Entre les dieux jadis survint un incident
Les uns vouloient perdre une ville,
Les autres la sauver ; ils s’échauffent la bile ;
Peu de raisons, grand bruit, et couroux imprudent :
On se raille, on s’outrage, et rien ne se décide ;
Déjà, l’un l’autre s’excédant,
Pluton branle sa fourche, et Pallas son égide,
Et le dieu des mers son trident.
Quoi, messieurs, dit Jupin ; quoi, pour une autre Troye,
La guerre encor s’éleveroit chez vous ?
Voulez-vous toûjours qu’on vous croye
Des dieux capricieux et fous ?
N’a-t-on pas dit assez de sotises de nous ?
Holà, la paix, dit-il, la paix. Point de nouvelles ;
La paix n’étoit au ciel ; il fallut la chercher.
Va, Mercure, ajuste tes aîles ;
J’ignore où cette paix peut s’être allé cacher ;
Cherche-la vîte et me l’amène.
Mercure part, arrive, et le tout d’une haleine.
Le voilà d’abord à la cour.
On sçait que politesse habite ce séjour :
Le dieu croit tenir son affaire.
On s’y louë, on s’embrasse, on s’empresse à se plaire ;
Offres, soins obligeans, complimens faits au tour.
Bon, n’allons pas plus loin ; mais il se désabuse ;
Il voît bien-tôt que c’est traitresse ruse,
Que tout est divisé, qu’on se hait, qu’on se nuit,
Que la guerre est réelle, et le reste un vain bruit.
Aux tribunaux Mercure se transporte ;
Non pas qu’il crût trouver la paix chez les plaideurs,
Mais chez les magistrats : gravité les escorte ;
La paix regne en leur air, et semble être en leurs cœurs.
Mais il s’y trompe encor ; Thémis embarrassée
Ne peut les accorder sur le sens de ses loix ;
Chacun plaide pour sa pensée ;
Chicane brouille tout, les avis et les droits.
Des tribunaux Mercure court aux temples ;
Leurs ministres, dit-il, doivent les bons exemples ;
J’y trouverai la paix.
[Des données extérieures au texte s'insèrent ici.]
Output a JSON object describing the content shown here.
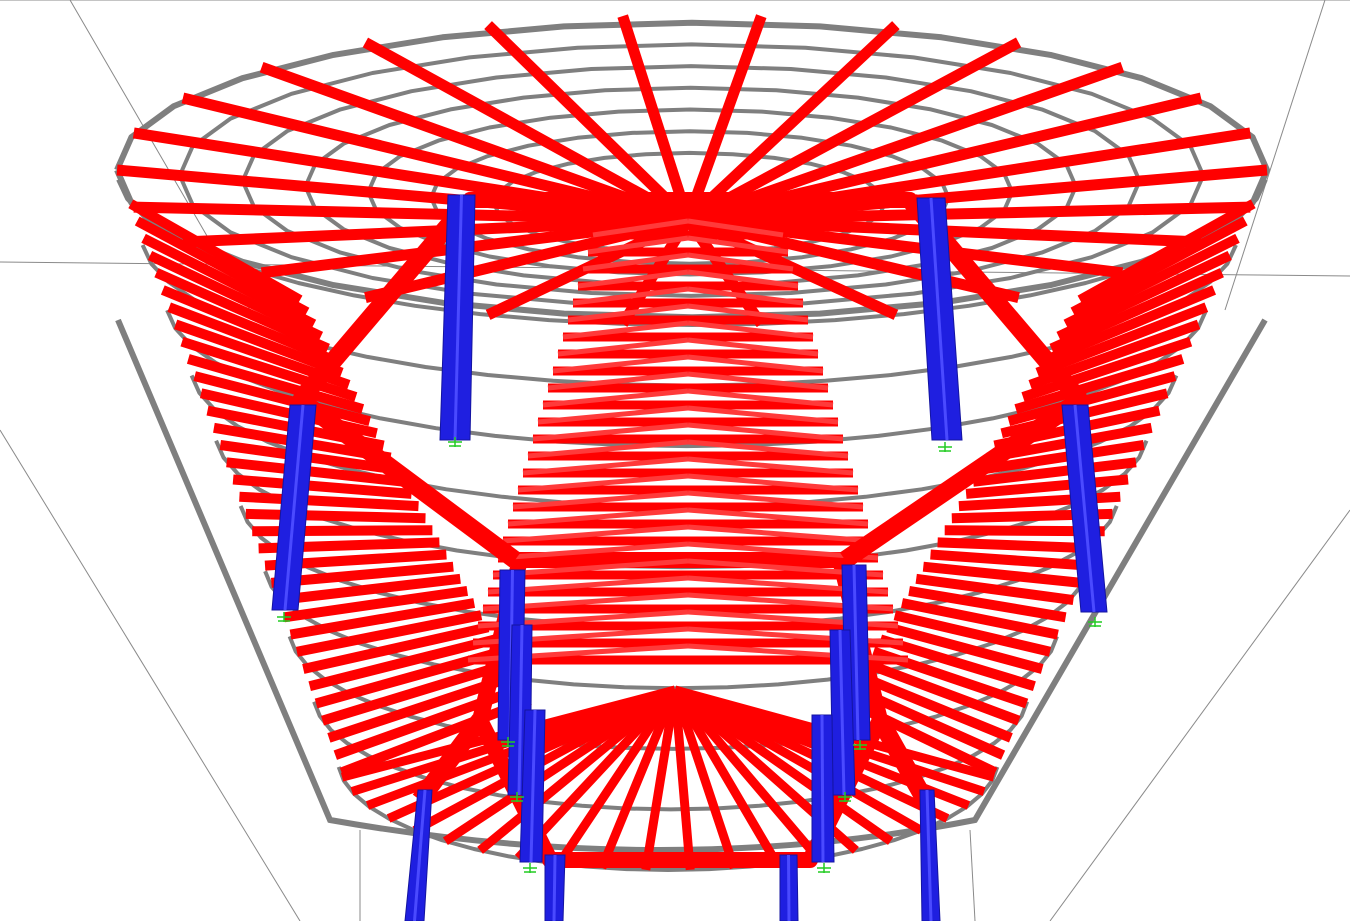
{
  "view": {
    "kind": "3d-structural-model-viewport",
    "projection": "perspective"
  },
  "colors": {
    "background": "#ffffff",
    "grid_lines": "#8a8a8a",
    "secondary_ring_beams": "#7f7f7f",
    "primary_beams": "#ff0000",
    "primary_beam_highlight": "#ff3a3a",
    "columns": "#1f1fe0",
    "column_highlight": "#4a4aff",
    "support_markers": "#22cc22"
  },
  "model": {
    "element_groups": [
      {
        "name": "radial-rafters",
        "color_key": "primary_beams"
      },
      {
        "name": "ring-purlins",
        "color_key": "secondary_ring_beams"
      },
      {
        "name": "columns",
        "color_key": "columns"
      },
      {
        "name": "supports",
        "color_key": "support_markers"
      }
    ],
    "column_count": 14,
    "support_count": 10
  }
}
Non pas la paix, je croi,
Monsieur le dieu ; mais bien discorde continuë,
Sentimens opposés, haine, mauvaise foi.
L’un soûtient son oracle, et l’autre sa statuë ;
Chacun veut tout tirer à soi.
Voyons chez les sçavans ; car la science est une,
Dit le dieu ; ces messieurs doivent être d’accord.
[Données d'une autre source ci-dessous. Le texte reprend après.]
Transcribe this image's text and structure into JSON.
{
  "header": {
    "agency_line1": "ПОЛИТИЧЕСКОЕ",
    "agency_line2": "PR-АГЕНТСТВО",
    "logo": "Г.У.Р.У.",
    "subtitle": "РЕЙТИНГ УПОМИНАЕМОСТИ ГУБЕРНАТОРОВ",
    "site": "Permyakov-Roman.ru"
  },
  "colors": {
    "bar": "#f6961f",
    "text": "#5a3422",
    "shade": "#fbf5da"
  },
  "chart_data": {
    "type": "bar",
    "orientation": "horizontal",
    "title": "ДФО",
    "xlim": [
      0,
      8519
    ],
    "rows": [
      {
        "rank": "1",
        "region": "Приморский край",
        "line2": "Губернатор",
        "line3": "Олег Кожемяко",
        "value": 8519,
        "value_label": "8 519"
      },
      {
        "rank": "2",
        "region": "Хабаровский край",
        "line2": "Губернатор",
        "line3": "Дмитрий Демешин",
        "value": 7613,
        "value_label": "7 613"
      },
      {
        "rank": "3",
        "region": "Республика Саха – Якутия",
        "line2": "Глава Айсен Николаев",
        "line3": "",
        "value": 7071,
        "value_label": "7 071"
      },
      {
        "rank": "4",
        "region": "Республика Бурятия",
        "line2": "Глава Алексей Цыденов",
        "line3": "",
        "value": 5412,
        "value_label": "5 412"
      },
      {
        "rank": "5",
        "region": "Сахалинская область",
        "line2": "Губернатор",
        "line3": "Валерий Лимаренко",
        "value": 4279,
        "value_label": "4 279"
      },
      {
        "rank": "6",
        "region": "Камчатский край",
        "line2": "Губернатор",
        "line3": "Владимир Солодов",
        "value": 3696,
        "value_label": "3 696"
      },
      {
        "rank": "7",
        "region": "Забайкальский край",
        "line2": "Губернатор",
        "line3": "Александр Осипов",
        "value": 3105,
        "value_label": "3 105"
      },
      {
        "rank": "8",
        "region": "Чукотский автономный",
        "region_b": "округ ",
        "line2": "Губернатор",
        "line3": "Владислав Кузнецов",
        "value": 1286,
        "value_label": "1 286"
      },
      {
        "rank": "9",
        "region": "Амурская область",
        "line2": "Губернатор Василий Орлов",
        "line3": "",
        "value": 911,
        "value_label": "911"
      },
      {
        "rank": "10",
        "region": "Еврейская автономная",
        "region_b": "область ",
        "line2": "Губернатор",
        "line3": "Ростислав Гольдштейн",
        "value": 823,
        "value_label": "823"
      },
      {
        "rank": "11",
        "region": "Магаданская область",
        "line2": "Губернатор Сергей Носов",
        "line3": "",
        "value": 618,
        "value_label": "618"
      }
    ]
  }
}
Point du tout ; jalouse rancune
Au milieu d’eux est comme dans son fort.
Dispute à l’infini ; procédé malhonnête ;
Modernes, anciens, sont toûjours en procès.
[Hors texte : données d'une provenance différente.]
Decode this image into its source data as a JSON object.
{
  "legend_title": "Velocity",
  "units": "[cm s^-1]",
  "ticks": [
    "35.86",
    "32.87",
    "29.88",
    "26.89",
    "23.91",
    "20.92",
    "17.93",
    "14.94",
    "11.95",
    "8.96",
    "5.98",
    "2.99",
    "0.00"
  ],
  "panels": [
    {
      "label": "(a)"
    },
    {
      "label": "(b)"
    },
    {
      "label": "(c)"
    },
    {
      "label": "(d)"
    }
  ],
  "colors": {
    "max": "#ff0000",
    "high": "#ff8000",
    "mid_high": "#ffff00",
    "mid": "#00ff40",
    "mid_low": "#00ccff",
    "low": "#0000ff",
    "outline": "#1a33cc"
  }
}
Homere étoit un dieu. Non, c’étoit une bête,
Dit l’autre : et des deux parts excès.
Mercure de ce pas s’en va dans les familles.
Que trouve-t-il chez les époux ?
Prudes et débauchés, coquettes et jaloux,
Maris caducs, femmes qu’on laisse filles,
Et s’en vengeant peut-être ; enfin les béatilles
De l’himenée, ennuis, chagrins, dégoûts :
L’un dit blanc, l’autre noir ; voilà comme ils sont tous.
Entre frères autre discorde ;
Jalousie, intérêt, et toûjours démêlés.
Ne trouverai-je donc personne qui s’accorde ?
Tous les cerveaux sont-ils troublés,
Dit Mercure ? Du moins les enfans et les peres…
Autre erreur, et nouveaux débats.
Il les trouve appointés contraires,
Ou les pères sont durs, ou les enfans ingrats.
Ô juste ciel ! J’ai fait une belle ambassade,
Disoit déja Mercure, en retournant aux cieux :
Mais comme en son chemin il détournoit les yeux,
Il voit la paix assise, ainsi qu’une nayade,
Au bord d’une fontaine et sous de verds rameaux.
Ah, te voilà ; dit-il ? J’habite ces hameaux,
Lui répond-elle, avec ce solitaire.
Fort bien, reprit Mercure, à ce que je puis
Voir,
Non plus que nous, l’homme a beau faire,
Il faut être seul pour t’avoir.
Encor avec soi-même a-t-on plus d’une affaire.
- Antoine Houdar (ou Houdart) de la Motte- 1672 – 1731, La Paix.